Things started out pleasantly enough as Keiko received a lucrative endorsement deal performing at SeaWorld, which left him fin-deep in herring and wet-suited humans. But constantly being mistaken for his on-screen character took its toll on this titanic actor. After repeated instances of inappropriate sexual advances on customers and aquarium staff, the fun-loving six-ton creature struck out on his own in 1998 to record an album of "songs of the sea." His hope of capitalizing on the trend of nature sounds of the late-90s were dispatched when his debut album, Willy or Wonty?, was panned by Entertainment Weekly as "the self-absorbed emotional ejaculation of a has-been film star." Keiko swam deep into a sea of despair.

Fueled by an addiction to plankton and herring, Keiko became a regular in the celebrity scene, splashing the tabloids in New York and L.A. with such notable hook-ups as Paris Hilton and Colin Farrell.

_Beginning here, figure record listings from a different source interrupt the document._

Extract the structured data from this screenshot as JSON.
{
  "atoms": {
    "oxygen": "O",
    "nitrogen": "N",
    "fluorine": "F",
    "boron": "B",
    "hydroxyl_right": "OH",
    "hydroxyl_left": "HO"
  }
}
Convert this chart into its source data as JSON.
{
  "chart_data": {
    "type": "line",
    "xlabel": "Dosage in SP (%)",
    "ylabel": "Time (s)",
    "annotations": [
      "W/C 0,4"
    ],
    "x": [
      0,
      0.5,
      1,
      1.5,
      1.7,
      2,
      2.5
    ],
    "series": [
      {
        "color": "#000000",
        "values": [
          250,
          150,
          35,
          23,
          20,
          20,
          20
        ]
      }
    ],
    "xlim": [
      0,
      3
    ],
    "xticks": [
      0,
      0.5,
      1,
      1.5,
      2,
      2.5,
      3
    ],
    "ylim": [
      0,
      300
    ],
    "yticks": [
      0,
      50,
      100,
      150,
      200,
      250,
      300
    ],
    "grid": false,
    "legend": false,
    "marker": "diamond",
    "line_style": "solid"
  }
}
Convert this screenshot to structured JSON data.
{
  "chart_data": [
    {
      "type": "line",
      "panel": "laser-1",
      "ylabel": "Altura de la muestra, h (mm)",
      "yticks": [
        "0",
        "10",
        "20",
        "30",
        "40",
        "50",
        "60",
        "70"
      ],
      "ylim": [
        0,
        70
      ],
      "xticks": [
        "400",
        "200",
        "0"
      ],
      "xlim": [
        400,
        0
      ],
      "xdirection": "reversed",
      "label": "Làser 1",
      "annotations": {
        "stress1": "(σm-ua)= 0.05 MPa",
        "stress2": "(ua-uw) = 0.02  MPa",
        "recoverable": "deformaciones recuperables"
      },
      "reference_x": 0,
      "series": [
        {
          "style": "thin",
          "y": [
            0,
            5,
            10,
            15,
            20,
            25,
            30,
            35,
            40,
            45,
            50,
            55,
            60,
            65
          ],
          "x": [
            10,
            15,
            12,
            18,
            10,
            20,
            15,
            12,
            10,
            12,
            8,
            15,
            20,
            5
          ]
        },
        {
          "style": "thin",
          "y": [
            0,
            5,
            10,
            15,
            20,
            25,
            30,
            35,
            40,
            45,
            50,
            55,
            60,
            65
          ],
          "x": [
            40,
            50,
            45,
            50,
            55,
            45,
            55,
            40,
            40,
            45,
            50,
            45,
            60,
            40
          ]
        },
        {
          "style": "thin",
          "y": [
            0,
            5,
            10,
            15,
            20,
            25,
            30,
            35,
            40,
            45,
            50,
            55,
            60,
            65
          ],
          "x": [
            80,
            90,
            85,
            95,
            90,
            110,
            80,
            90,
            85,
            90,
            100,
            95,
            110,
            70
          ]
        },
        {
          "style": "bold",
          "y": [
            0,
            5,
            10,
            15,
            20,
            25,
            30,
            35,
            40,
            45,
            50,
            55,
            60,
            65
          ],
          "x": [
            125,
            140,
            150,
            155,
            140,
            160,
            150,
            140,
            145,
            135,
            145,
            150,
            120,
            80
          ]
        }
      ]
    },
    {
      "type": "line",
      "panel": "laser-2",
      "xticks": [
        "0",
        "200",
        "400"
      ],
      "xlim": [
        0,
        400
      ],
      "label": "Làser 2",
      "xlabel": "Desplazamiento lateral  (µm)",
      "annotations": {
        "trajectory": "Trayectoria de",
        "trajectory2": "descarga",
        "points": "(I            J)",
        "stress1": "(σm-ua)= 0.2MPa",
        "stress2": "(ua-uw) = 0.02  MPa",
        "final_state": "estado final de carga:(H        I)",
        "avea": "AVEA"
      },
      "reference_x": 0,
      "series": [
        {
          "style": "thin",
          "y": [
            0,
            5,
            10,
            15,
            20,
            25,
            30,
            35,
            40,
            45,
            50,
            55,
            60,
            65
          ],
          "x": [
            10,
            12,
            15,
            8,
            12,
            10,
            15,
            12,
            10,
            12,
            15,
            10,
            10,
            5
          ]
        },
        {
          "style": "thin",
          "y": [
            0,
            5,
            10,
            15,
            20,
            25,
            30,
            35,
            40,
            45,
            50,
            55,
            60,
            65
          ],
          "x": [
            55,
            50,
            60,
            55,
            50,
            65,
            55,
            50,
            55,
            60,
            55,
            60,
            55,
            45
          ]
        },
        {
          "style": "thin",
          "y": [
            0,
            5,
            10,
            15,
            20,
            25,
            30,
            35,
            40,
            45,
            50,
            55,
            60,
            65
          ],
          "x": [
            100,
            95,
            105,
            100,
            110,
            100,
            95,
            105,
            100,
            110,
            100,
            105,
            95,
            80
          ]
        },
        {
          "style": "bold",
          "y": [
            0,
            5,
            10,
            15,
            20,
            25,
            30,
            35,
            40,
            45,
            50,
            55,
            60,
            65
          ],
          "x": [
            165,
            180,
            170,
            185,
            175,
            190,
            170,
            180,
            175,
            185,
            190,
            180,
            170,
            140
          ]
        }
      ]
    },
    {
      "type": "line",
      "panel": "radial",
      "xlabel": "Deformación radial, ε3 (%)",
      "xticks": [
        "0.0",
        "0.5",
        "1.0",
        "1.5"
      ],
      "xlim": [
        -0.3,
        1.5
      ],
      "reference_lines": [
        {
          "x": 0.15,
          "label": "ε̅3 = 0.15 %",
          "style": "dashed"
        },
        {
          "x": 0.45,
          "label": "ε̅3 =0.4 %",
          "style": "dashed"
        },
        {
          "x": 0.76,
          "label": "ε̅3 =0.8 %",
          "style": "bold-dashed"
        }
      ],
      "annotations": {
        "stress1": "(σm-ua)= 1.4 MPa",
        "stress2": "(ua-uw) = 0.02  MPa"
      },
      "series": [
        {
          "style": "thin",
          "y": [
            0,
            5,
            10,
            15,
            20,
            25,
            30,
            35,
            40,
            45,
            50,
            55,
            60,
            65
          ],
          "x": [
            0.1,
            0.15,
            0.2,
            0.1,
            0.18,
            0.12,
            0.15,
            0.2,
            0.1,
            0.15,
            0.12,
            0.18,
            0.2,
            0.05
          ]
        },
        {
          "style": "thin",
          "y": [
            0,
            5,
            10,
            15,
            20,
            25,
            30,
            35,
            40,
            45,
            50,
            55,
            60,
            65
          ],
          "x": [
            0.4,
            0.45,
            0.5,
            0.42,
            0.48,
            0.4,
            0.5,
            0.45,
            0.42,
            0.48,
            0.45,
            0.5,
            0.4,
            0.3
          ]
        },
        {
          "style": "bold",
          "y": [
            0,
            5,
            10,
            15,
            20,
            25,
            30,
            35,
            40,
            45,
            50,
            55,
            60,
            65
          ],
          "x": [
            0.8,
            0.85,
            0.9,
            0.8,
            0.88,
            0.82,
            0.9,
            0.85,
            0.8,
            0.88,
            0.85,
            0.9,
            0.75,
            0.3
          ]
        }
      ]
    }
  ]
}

But charges in 2001 of unlawful sexual touching of a baby seal brought him to a new low. He was broke, facing scores of paternity suits from extras in Whale Rider, and now serious jail time. Keiko had hit rock bottom.

His attorneys brokered a plea bargain that sent him to rehab in Norway, away from the party lights of New York and L.A. After drying out, his appearance on Hollywood Sqaures caught the attention of Hollywood moguls, and before long he was signed to remake the 1977 suspense classic Orca. "I was really looking forward to working with him," said Bo Derek, who would reprise her role as the whale's love interest.

But all that came to a crashing halt last Friday. So long, Keiko, an enormous Hollywood legend.